Robert Stillman – 10,000 Rivers (Orindal Records) (13th Floor Album Review)
If, like me, your brain is yet to kick fully into gear after the summer break then it’s in for a rude awakening when you encounter Robert Stillman’s 10,000 Rivers.
Stillman’s work is never straightforward or mainstream and he uses all of his many talents as a multi-instrumentalist, composer and music researcher and lecturer at Canterbury Christ Church University in the UK to create soundscapes that challenge traditional concepts of songwriting and music-making.

On 10,000 Rivers he leans into the improvisation and exploration of jazz fusing it artfully with pop music sounds of the 1970s and 80s, then envelops it all in a background of orchestration and contemporary classical music.
This is not mindless, mundane music.
Stillman describes the recording as an accidental concept album musing on the life of Steve Jobs, the guy who made Apple cool, after a voyage of discovery on the meanings of non-human intelligence and the drivers of Silicon Valley through various readings which led to the Walter Isaacson biography of Jobs, the catalyst for this album.

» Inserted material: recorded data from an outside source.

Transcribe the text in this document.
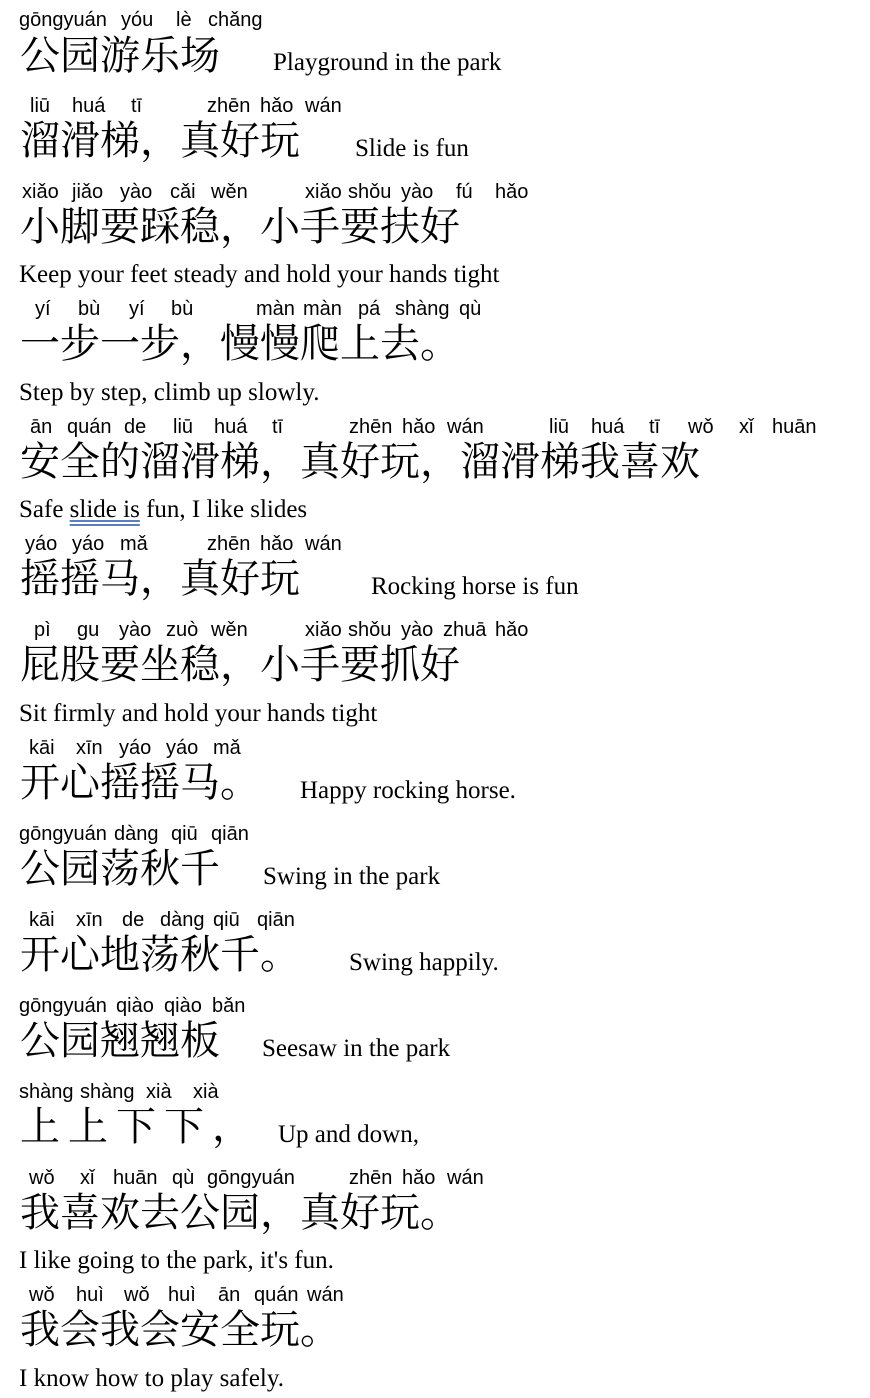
gōngyuán yóu lè chǎng
公园游乐场 Playground in the park
liū huá tī	zhēn hǎo wán
溜滑梯，真好玩 Slide is fun
xiǎo jiǎo yào cǎi wěn	xiǎo shǒu yào fú hǎo
小脚要踩稳，小手要扶好
Keep your feet steady and hold your hands tight
yí bù yí bù	màn màn pá shàng qù
一步一步，慢慢爬上去。
Step by step, climb up slowly.
ān quán de liū huá tī	zhēn hǎo wán	liū huá tī wǒ xǐ huān
安全的溜滑梯，真好玩，溜滑梯我喜欢
Safe slide is fun, I like slides
yáo yáo mǎ	zhēn hǎo wán
摇摇马，真好玩	Rocking horse is fun
pì gu yào zuò wěn	xiǎo shǒu yào zhuā hǎo
屁股要坐稳，小手要抓好
Sit firmly and hold your hands tight
kāi xīn yáo yáo mǎ
开心摇摇马。 Happy rocking horse.
gōngyuán dàng qiū qiān
公园荡秋千 Swing in the park
kāi xīn de dàng qiū qiān
开心地荡秋千。 Swing happily.
gōngyuán qiào qiào bǎn
公园翘翘板 Seesaw in the park
shàng shàng xià xià
上上下下， Up and down,
wǒ xǐ huān qù gōngyuán	zhēn hǎo wán
我喜欢去公园，真好玩。
I like going to the park, it's fun.
wǒ huì wǒ huì ān quán wán
我会我会安全玩。
I know how to play safely.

“10,000 Rivers points to an alternative narrative about a man who is tormented by the instability of his reality, so tries to invent his way out of it,” Stillman says in the release notes. “Ultimately, his tech designs become expressions of his will to replace the messy, disordered, temporary nature of the world with something that strives to be barely physical: streamlined, symmetrical, uncomplicated, and deathless.”
That statement alone should snap the cerebral cortexes to attention, focus the vision and prick up your ears!
The record opens softly with 10,000 Rivers (Jobs), simple chords on an electric piano that resurrects the pop feels of Gilbert O’Sullivan. Stillman’s reedy voice wavers on a two note melody that alternates between elevation finishing the first phrase to settling at the verse end delivering erudite commentary on Jobs’ being – You felt opposed to those you saw around you in your life, To all their souls you felt apart, How could you know that they’d become your fodder, When you whispered Into their slumbers?
Tom Herbert adds some liquid sonorous dimension with a fretless bass before the track peters out in hazy jumble of arpeggios, Stillman’s voice and ambient noise.
On Knowledge Is Free (Woz) Stillman borrows ELO’s rhythmic one-note piano riff with underlying click track drum, quickly breaking into a jazzy change of time signature and musical discipline. The track continues to oscilate schizophrenically between ordered and free. Free Knowledge is free, Who am I to decide, Where this magic resides? Stillman sings, alluding to Jobs’ creation of a tool so powerful as to contain all of human experience in the palm of a hand.

Elsewhere the music is the message with 2 of the 8 tracks being instrumental, but, nonetheless, part of the narrative.
The Zentrepreneur (Carrots), for example, evokes the ‘many little instruments’ music of The Art Ensemble of Chicago and, in particular, Lester Bowie’s meandering trumpet describing ‘the messy, disordered, temporary nature of the world’ that Jobs seeks to replace.
While The California Ideology (A Walking Meeting) sounds like a futuristic, repetitively calm background track to a documentary on web technology.
Penultimate track No Off is a soporific, sultry, soulful number that feels weightless and enlightened, a place where the mind can exist outside of the body, in the cloud. No off, Exist in perpetuity, No flesh, Just mind, Residing in a cloud Stillman croons.
This ambitious and challenging album finishes with To Be Loved by You (Kids), that starts with simple arpeggios (again) on a piano with that thin, piercing Stillman voice – And if I found the door to your heart, And I was sure the heart was there, too, Maybe then I’d know what it means, To be loved by you.
With just a hint of woodwind entering after a time, the song remains a simple and elegant lament to a person who was lost among the chaos, who attempted to create order within it, but, ultimately disappears in the noise of his own creation.
10,000 Rivers is not for everybody, but it should definitely be given a chance. It’s thoughtful, challenging and difficult, but it’s also musical, playful and serene.